The dispersion in composite returns shown herein was measured using an asset-weighted standard deviation formula.
For returns presented gross of fees, results were calculated prior to a deduction for investment management fees. Client returns will be reduced by Hood River’s investment management fees. The fee schedule is disclosed in Part 2A of Form ADV filed with the Securities and Exchange Commission. Over a period of years, deductions for annual investment management fees will reduce the compounding effect on portfolio growth. For example, assuming 8% annual return for five years and application of the maximum annual fee of 1%, a total gross return of 46.9% and a total net return of 40.3% would be generated. Gross performance is net of all transaction costs, and net performance is net of any applicable performance fees and net of transaction costs, performance-based fees and actual management fees, but before any custodial fees. All returns are calculated net of withholding taxes on dividends and interest. Actual results may differ from composite results depending upon the size of the portfolio, investment objectives and restrictions, the amount of transaction and related costs, the inception date of the portfolio and other factors. Policies for valuing portfolios, calculating performance, and preparing compliant presentations are available upon request.
Attribution information is as of 9/30/15 in an account of a client that Hood River believes to be representative of the Small-Cap Growth accounts Hood River manages. Clients of Hood River managed with different investment objectives or restrictions may have different sector performance and daily beta than those listed.
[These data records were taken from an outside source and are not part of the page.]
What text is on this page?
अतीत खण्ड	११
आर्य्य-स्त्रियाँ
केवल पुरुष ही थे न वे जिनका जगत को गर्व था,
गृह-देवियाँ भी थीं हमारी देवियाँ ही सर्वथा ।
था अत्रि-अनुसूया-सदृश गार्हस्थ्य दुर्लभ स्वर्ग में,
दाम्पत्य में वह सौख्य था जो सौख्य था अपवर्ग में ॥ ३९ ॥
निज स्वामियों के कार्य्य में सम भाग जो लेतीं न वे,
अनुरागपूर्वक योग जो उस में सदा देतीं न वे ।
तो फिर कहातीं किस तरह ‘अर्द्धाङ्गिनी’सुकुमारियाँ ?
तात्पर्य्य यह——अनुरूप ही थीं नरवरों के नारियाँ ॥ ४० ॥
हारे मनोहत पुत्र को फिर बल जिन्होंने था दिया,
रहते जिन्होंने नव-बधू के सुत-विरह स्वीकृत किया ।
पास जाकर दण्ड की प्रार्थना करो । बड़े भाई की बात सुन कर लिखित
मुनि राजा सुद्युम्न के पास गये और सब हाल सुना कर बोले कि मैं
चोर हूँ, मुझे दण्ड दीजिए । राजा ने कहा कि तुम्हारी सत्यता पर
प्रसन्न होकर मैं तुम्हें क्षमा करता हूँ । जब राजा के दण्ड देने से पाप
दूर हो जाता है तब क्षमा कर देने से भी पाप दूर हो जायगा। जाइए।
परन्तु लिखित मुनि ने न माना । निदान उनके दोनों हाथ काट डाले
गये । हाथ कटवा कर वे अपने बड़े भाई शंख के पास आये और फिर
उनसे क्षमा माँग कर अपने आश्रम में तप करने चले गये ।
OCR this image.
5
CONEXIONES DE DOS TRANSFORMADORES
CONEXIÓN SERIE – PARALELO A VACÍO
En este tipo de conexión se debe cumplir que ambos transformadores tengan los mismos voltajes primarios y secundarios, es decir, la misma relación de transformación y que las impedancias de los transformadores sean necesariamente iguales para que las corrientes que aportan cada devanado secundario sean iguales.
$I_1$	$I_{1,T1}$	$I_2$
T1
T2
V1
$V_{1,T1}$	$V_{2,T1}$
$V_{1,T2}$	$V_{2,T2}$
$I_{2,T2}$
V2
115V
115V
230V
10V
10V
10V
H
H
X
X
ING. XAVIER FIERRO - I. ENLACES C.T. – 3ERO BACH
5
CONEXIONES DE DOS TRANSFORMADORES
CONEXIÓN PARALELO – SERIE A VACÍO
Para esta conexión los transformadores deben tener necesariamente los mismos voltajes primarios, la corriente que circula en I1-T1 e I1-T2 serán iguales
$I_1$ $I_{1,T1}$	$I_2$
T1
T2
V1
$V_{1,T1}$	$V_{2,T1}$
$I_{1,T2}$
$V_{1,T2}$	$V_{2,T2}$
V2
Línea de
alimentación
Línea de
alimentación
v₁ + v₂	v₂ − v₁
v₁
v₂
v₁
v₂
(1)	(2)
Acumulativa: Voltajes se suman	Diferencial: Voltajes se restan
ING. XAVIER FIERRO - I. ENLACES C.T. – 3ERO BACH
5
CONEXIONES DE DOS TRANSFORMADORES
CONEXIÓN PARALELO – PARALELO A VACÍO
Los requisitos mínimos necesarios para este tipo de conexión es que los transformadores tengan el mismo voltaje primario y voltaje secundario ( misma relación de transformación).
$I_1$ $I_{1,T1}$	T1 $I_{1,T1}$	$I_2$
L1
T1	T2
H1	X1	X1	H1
Information is provided for supplemental purposes only. A complete list of portfolio holdings and specific securities transactions for the investment strategy during the preceding 12 months, the top contributors and underperformers calculation methodology, and a list of every holding’s contribution to the overall performance during the period is available upon request. The securities listed in this letter should not be considered a recommendation to purchase or sell any particular security. The reader should not assume that investments in the specific securities identified herein were or will be profitable. Past performance is no guarantee of future results. Not FDIC insured, no bank guarantee, may lose value.